Тем не менее я долго не засыпал. Разве можно этому удивляться?
На следующее утро новость разошлась по всему полку; и чего-чего только не рассказывали! О'Хара же просто и ясно рапортовал, что с Вельме случилась беда, так как он в бараке возился со своим ружьём, чтобы показать товарищам механизм «Тини». И, клянусь душой, он имел дерзость сказать, что в то время был на своём месте и мог удостоверить, что это был несчастный случай. Когда мои товарищи по комнате услышали о его рапорте, они так ослабли, что, право, вы могли бы их свалить соломинкой. На их счастье, все солдаты вечно рассматривали устройство новых ружей, и многие из них старались облегчать действие пружины, затыкая кусочками травинок и тому подобными вещами часть затвора близ собачки. Механизм первых ружей «Тини» не был закрыт, и я сам время от времени проделывал такие штуки, чтобы пружина ходила легче. Когда я затрачиваю меньше силы, мне удаётся стрелять в десять раз более метко.
— Довольно глупостей, — сказал полковник, — я прикручу ему хвост, — но, увидев в госпитале Вельме, который был весь забинтован и стонал, он переменил намерение. — Поправьте-ка его скорее, — сказал он доктору. И раненого действительно скоро выписали из лазарета. Его огромные, пропитанные кровью бинты и перекошенное, распухшее лицо сильнее действовали на наших малых, чем наказания; вид Вельме заставил их бросить возню с механизмом ружей.
О'Хара не сказал нам, почему он таким образом объяснил дело полковнику; мои товарищи по комнате радовались счастливому исходу и не расспрашивали его. И он стал ещё больше прежнего презирать их.
Вот раз сержант вежливо (О'Хара мог быть вежлив, когда хотел) отозвал меня в сторону и сказал мне:
— Вы хороший солдат, хотя чертовски дерзкий человек.
— Выбирайте выражения, сержант, — говорю я. — Не то я, пожалуй, снова стану дерзким.
— На вас не похоже, — продолжал он, — чтобы вы оставили ваше ружьё без штифта затвора, а ведь именно в таком виде Вельме выстрелил из него. И я нашёл бы штифт где-нибудь в щёлке или в углублении пола.
— Сержант, — говорю я, — где была бы ваша жизнь, если бы штифт сидел на месте? Моя жизнь тоже ничего не стоила бы, клянусь вам своей душой, если бы я объяснил — был вставлен штифт на место или нет. Ещё благодарите, что пуля не сидела в патроне…

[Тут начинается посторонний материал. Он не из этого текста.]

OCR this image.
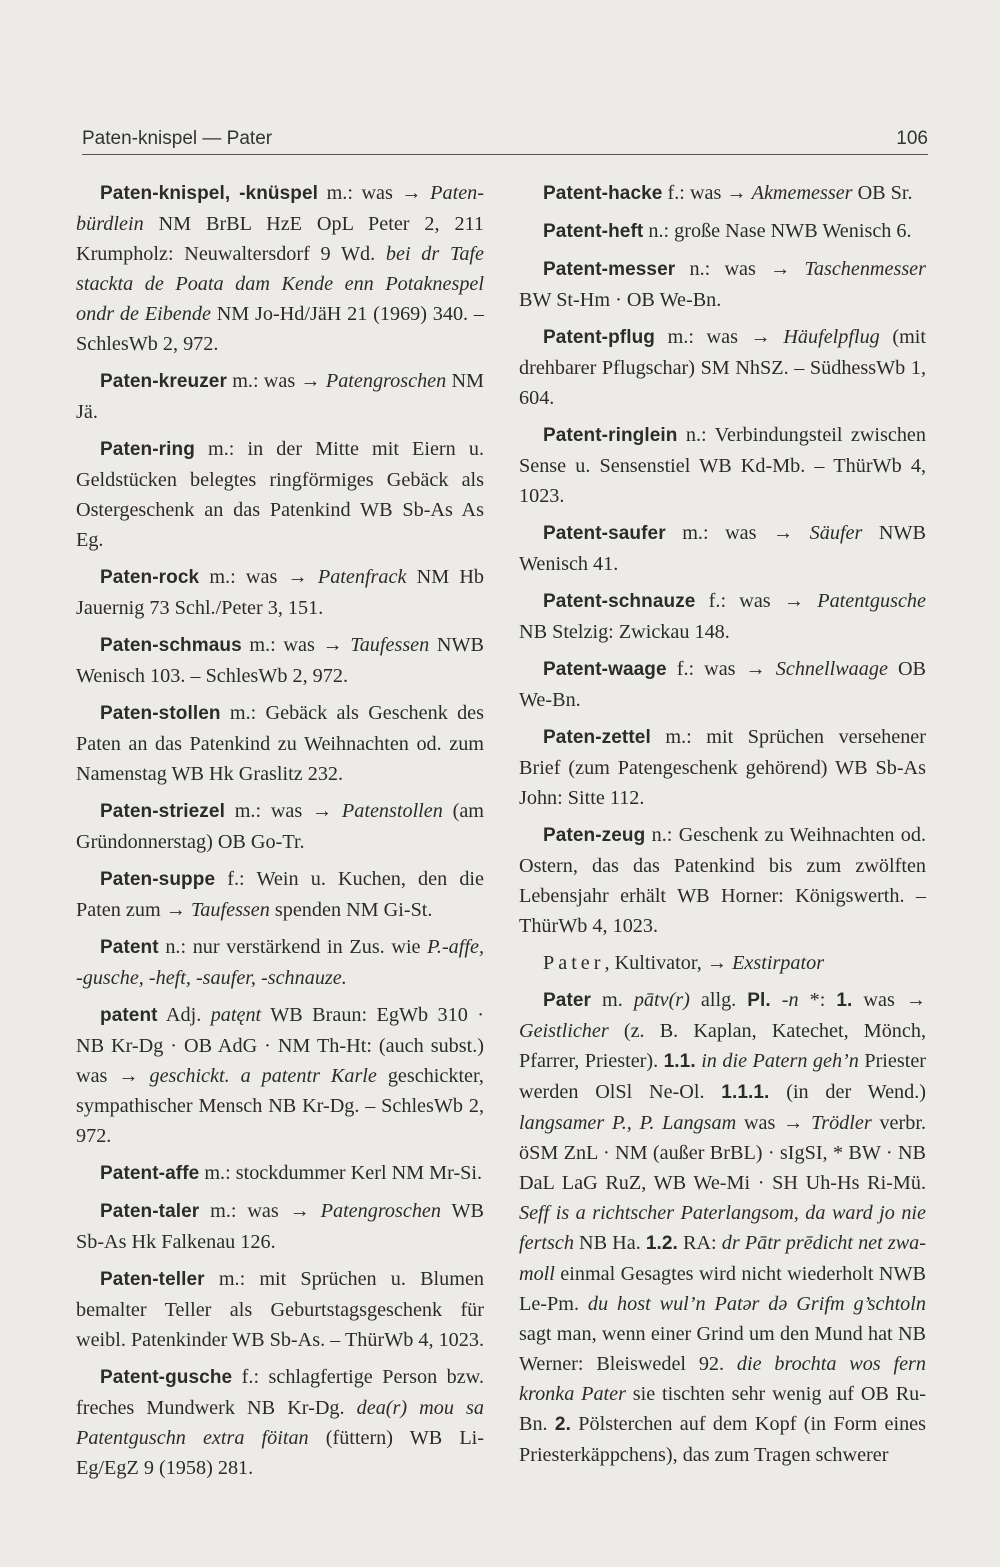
Paten-knispel — Pater	106

Paten-knispel, -knüspel m.: was → Patenbürdlein NM BrBL HzE OpL Peter 2, 211 Krumpholz: Neuwaltersdorf 9 Wd. bei dr Tafe stackta de Poata dam Kende enn Potaknespel ondr de Eibende NM Jo-Hd/JäH 21 (1969) 340. – SchlesWb 2, 972.

Paten-kreuzer m.: was → Patengroschen NM Jä.

Paten-ring m.: in der Mitte mit Eiern u. Geldstücken belegtes ringförmiges Gebäck als Ostergeschenk an das Patenkind WB Sb-As As Eg.

Paten-rock m.: was → Patenfrack NM Hb Jauernig 73 Schl./Peter 3, 151.

Paten-schmaus m.: was → Taufessen NWB Wenisch 103. – SchlesWb 2, 972.

Paten-stollen m.: Gebäck als Geschenk des Paten an das Patenkind zu Weihnachten od. zum Namenstag WB Hk Graslitz 232.

Paten-striezel m.: was → Patenstollen (am Gründonnerstag) OB Go-Tr.

Paten-suppe f.: Wein u. Kuchen, den die Paten zum → Taufessen spenden NM Gi-St.

Patent n.: nur verstärkend in Zus. wie P.-affe, -gusche, -heft, -saufer, -schnauze.

patent Adj. patęnt WB Braun: EgWb 310 · NB Kr-Dg · OB AdG · NM Th-Ht: (auch subst.) was → geschickt. a patentr Karle geschickter, sympathischer Mensch NB Kr-Dg. – SchlesWb 2, 972.

Patent-affe m.: stockdummer Kerl NM Mr-Si.

Paten-taler m.: was → Patengroschen WB Sb-As Hk Falkenau 126.

Paten-teller m.: mit Sprüchen u. Blumen bemalter Teller als Geburtstagsgeschenk für weibl. Patenkinder WB Sb-As. – ThürWb 4, 1023.

Patent-gusche f.: schlagfertige Person bzw. freches Mundwerk NB Kr-Dg. dea(r) mou sa Patentguschn extra föitan (füttern) WB Li-Eg/EgZ 9 (1958) 281.

Patent-hacke f.: was → Akmemesser OB Sr.

Patent-heft n.: große Nase NWB Wenisch 6.

Patent-messer n.: was → Taschenmesser BW St-Hm · OB We-Bn.

Patent-pflug m.: was → Häufelpflug (mit drehbarer Pflugschar) SM NhSZ. – SüdhessWb 1, 604.

Patent-ringlein n.: Verbindungsteil zwischen Sense u. Sensenstiel WB Kd-Mb. – ThürWb 4, 1023.

Patent-saufer m.: was → Säufer NWB Wenisch 41.

Patent-schnauze f.: was → Patentgusche NB Stelzig: Zwickau 148.

Patent-waage f.: was → Schnellwaage OB We-Bn.

Paten-zettel m.: mit Sprüchen versehener Brief (zum Patengeschenk gehörend) WB Sb-As John: Sitte 112.

Paten-zeug n.: Geschenk zu Weihnachten od. Ostern, das das Patenkind bis zum zwölften Lebensjahr erhält WB Horner: Königswerth. – ThürWb 4, 1023.

Pater, Kultivator, → Exstirpator

Pater m. pātv(r) allg. Pl. -n *: 1. was → Geistlicher (z. B. Kaplan, Katechet, Mönch, Pfarrer, Priester). 1.1. in die Patern geh’n Priester werden OlSl Ne-Ol. 1.1.1. (in der Wend.) langsamer P., P. Langsam was → Trödler verbr. öSM ZnL · NM (außer BrBL) · sIgSI, * BW · NB DaL LaG RuZ, WB We-Mi · SH Uh-Hs Ri-Mü. Seff is a richtscher Paterlangsom, da ward jo nie fertsch NB Ha. 1.2. RA: dr Pātr prēdicht net zwamoll einmal Gesagtes wird nicht wiederholt NWB Le-Pm. du host wul’n Patər də Grifm g’schtoln sagt man, wenn einer Grind um den Mund hat NB Werner: Bleiswedel 92. die brochta wos fern kronka Pater sie tischten sehr wenig auf OB Ru-Bn. 2. Pölsterchen auf dem Kopf (in Form eines Priesterkäppchens), das zum Tragen schwerer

— Правда, — отвечает он, подёргивая свои усы. — Только, что бы вы ни говорили, я не поверю, будто вы замешаны в это дело.
— Сержант, — говорю я, — я могу ровно в десять минут выколотить кулаками жизнь из не угодившего мне человека; я хороший солдат, желаю, чтобы со мной обращались, как с порядочным солдатом, и пока мои кулаки принадлежат мне, они будут всегда достаточно сильны для той работы, которую я пожелаю поручить им. Кулаки не отлетают мне в лицо, — прибавляю я и смотрю ему прямо в глаза.

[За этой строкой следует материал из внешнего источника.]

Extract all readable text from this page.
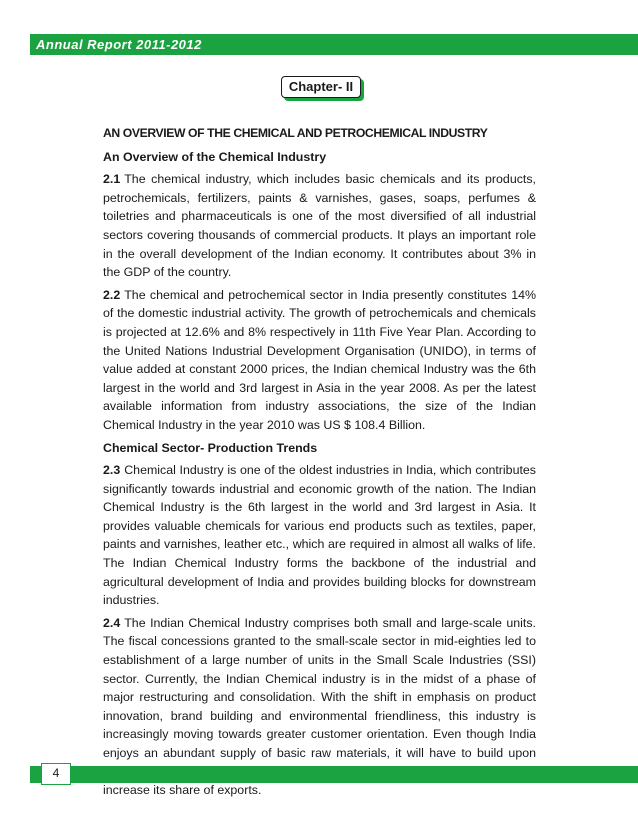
Annual Report 2011-2012
Chapter- II
AN OVERVIEW OF THE CHEMICAL AND PETROCHEMICAL INDUSTRY
An Overview of the Chemical Industry

2.1 The chemical industry, which includes basic chemicals and its products, petrochemicals, fertilizers, paints & varnishes, gases, soaps, perfumes & toiletries and pharmaceuticals is one of the most diversified of all industrial sectors covering thousands of commercial products. It plays an important role in the overall development of the Indian economy. It contributes about 3% in the GDP of the country.

2.2 The chemical and petrochemical sector in India presently constitutes 14% of the domestic industrial activity. The growth of petrochemicals and chemicals is projected at 12.6% and 8% respectively in 11th Five Year Plan. According to the United Nations Industrial Development Organisation (UNIDO), in terms of value added at constant 2000 prices, the Indian chemical Industry was the 6th largest in the world and 3rd largest in Asia in the year 2008. As per the latest available information from industry associations, the size of the Indian Chemical Industry in the year 2010 was US $ 108.4 Billion.

Chemical Sector- Production Trends

2.3 Chemical Industry is one of the oldest industries in India, which contributes significantly towards industrial and economic growth of the nation. The Indian Chemical Industry is the 6th largest in the world and 3rd largest in Asia. It provides valuable chemicals for various end products such as textiles, paper, paints and varnishes, leather etc., which are required in almost all walks of life. The Indian Chemical Industry forms the backbone of the industrial and agricultural development of India and provides building blocks for downstream industries.

2.4 The Indian Chemical Industry comprises both small and large-scale units. The fiscal concessions granted to the small-scale sector in mid-eighties led to establishment of a large number of units in the Small Scale Industries (SSI) sector. Currently, the Indian Chemical industry is in the midst of a phase of major restructuring and consolidation. With the shift in emphasis on product innovation, brand building and environmental friendliness, this industry is increasingly moving towards greater customer orientation. Even though India enjoys an abundant supply of basic raw materials, it will have to build upon increase its share of exports.

4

— Вы хороший человек, — говорит он, тоже глядя мне в глаза, — и, Боже ты мой, как приятно было видеть его в ту минуту. — Хороший вы человек, — повторяет он, — и хотелось бы мне, просто ради забавы, чтобы я не был сержантом или вы не были рядовым; только не считайте меня трусом за эти слова.
— Не считаю, — говорю я. — Я видел вас, когда Вельме возился с ружьём. Но, сержант, — прибавляю, — послушайтесь моего совета (я говорю с вами, как человек с человеком, и забываю о ваших нашивках). Так вот: на этот раз с вами не случилось беды; может быть, не случится и в следующий, но в конце концов, наверно, случится — и большая беда. Подумайте, сержант, стоит ли?
— Вы храбрый человек, — сказал он, с трудом переводя дух. — Очень храбрый. Но и я храбрый. Идите своим путём, рядовой Мельваней, а я пойду своим.
Больше мы с ним не разговаривали ни в этот раз, ни позже, но он, одного за другим, вытеснил всю дюжину из моей комнаты, рассеял их по ротам и отрядам; такой породе не следовало жить вместе; скоро офицеры сами поняли это. Мои бывшие товарищи застрелили бы меня ночью, узнай они то, что я знал; только они этого не знали.
В конце концов О'Хара встретил смерть от рук Рафферти. Он шёл своим путём, слишком упорно шёл; да, слишком. Он не сворачивал ни вправо, ни влево, и да сжалится Господь над его душой. Аминь.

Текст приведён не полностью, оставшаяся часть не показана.